Battery life is rated at about 24 hours but that’s on consistent usage. If you only need to turn it on for a few hours each day, you’ll get multiple days worth of life. According to goTenna, the battery can hold its charge for nearly one year. Charging is done via a microUSB port located on the side.
The goTenna Mesh pairs to your phone via Bluetooth where all of your work is done via the mobile app. Upon setup you’ll enter your contact information and, optionally, download an offline map. After that you’re basically good to go.
There are a variety of types of communication that goTenna Mesh offers including 1-to-1, private group (up to 10), and a public broadcasting, called Shout. If you’re looking for another user, you’ll find them by phone number of goTenna ID (GID). Head to imeshyou.com and you’ll find a whole network of mesh nodes to connect to and users to chat up.
On the left side of the app, you’ll find options like Contacts, Location, and Settings. Under the Location, you can search and download hundreds of different maps for offline viewing. In the Settings you’ll find options to adjust your profile information, notifications, chat settings, map settings, and security options.
According to goTenna you should be able to get line-of-sight range up to four miles (6.4km) in area like beachsides, plains, and deserts. Mix in buildings or mountains and trees and you’ll find that cut down. Reports we read varied from a few blocks in a big city to a couple of miles in a national park.
Generally speaking, we found no issues in using ours in the woods and countryside. We never really wandered more than a half mile away from the other users and our base was at the top of a hill. Indeed, we used three goTenna Mesh units; one on each of our backpacks, and one to triangulate.
The goTenna Mesh sells in a two-pack for about $180; a four-pack is $329, and an eight-pack is $579. Each bundle comes with charging cables and includes a 1-year warranty and 30-day trial to goTenna Plus. The premium service usually sells for $29.99 per year and includes topgraphical maps, trip stats, location tethering, and more.

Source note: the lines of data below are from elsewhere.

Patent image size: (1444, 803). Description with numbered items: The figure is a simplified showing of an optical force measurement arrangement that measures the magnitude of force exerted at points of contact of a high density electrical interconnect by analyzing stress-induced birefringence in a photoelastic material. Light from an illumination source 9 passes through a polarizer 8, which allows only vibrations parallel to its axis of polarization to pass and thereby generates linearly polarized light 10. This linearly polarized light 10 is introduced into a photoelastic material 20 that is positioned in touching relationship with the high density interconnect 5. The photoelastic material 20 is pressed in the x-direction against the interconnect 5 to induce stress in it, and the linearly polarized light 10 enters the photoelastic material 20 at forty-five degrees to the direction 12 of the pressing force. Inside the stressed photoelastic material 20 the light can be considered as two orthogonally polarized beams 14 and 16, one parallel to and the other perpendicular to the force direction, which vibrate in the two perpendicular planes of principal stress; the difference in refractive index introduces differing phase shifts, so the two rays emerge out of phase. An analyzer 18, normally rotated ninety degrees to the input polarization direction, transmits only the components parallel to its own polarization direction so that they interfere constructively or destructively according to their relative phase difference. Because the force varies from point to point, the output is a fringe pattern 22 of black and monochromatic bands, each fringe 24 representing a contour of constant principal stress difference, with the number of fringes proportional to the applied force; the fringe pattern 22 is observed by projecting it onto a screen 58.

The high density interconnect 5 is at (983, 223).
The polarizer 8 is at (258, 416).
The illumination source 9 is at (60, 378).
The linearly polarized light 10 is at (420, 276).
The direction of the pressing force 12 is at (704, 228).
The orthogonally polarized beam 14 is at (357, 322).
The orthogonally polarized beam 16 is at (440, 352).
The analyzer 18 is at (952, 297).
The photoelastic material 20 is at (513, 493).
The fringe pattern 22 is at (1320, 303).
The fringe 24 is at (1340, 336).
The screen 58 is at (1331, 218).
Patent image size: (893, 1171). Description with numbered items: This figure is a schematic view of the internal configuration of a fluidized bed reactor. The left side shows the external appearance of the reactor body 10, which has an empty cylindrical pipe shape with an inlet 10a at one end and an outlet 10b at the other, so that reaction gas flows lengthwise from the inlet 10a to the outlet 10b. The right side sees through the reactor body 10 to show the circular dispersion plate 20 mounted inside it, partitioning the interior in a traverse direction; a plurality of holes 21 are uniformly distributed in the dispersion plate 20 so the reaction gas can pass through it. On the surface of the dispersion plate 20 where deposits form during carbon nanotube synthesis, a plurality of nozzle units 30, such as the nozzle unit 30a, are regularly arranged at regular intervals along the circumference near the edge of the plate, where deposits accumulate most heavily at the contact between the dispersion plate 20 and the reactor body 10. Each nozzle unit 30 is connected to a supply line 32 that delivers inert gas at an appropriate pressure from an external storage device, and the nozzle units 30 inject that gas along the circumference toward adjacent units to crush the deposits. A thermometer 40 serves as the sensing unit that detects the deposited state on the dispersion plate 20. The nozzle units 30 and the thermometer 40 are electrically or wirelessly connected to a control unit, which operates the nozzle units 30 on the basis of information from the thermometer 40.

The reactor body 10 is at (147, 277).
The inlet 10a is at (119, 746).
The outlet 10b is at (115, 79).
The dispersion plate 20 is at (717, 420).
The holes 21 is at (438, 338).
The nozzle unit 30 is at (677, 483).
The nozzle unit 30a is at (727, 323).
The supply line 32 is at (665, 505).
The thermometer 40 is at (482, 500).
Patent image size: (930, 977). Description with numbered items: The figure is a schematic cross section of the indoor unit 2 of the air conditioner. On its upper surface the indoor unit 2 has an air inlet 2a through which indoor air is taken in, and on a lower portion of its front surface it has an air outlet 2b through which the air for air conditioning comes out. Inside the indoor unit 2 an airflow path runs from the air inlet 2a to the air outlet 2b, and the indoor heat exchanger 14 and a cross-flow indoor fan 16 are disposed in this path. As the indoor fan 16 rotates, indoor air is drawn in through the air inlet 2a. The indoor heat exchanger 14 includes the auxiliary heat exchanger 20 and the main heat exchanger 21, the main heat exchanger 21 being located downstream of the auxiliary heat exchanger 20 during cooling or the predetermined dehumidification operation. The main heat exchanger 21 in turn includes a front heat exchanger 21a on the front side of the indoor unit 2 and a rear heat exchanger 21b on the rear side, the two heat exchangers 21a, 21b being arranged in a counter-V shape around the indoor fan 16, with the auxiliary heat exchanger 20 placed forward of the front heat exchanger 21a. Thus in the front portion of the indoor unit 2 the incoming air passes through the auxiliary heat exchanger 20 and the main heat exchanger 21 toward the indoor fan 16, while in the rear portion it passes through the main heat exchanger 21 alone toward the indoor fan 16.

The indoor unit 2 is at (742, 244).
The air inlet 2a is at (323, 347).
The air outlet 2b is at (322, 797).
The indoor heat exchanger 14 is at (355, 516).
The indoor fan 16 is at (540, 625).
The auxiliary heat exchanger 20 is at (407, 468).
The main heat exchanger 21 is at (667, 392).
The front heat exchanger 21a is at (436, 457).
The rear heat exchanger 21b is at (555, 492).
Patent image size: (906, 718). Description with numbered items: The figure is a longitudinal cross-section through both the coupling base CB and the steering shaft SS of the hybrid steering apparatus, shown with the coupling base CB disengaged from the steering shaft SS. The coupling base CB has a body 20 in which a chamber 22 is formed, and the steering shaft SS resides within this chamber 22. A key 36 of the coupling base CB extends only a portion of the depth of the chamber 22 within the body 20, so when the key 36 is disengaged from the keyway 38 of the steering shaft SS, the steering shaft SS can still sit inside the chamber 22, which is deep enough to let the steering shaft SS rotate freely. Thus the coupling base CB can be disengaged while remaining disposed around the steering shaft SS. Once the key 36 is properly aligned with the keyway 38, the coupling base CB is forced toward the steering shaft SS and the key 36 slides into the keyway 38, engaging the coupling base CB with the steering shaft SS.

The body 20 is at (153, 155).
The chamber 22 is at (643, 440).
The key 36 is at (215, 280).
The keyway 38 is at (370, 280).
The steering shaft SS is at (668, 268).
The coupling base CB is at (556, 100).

Would we like to do more than send and receive messages? Yes and no. Going off the grid means just that. Sometimes we want to be inaccessible and away from the world. On the other hand, we might like to make a quick emergency phone call if the need arises. Picture messaging? Ehh, we’re okay without that.
If you find yourself camping, canoeing, hiking, or even taking a vacation every so often, the goTenna experience is worth checking out. In our research of the devices we found that users have taken these to Disneyland, on cruise ships, and hang-gliding. In other words, it’s not just for places that are off the grid but those which might be congested or suffering an outage.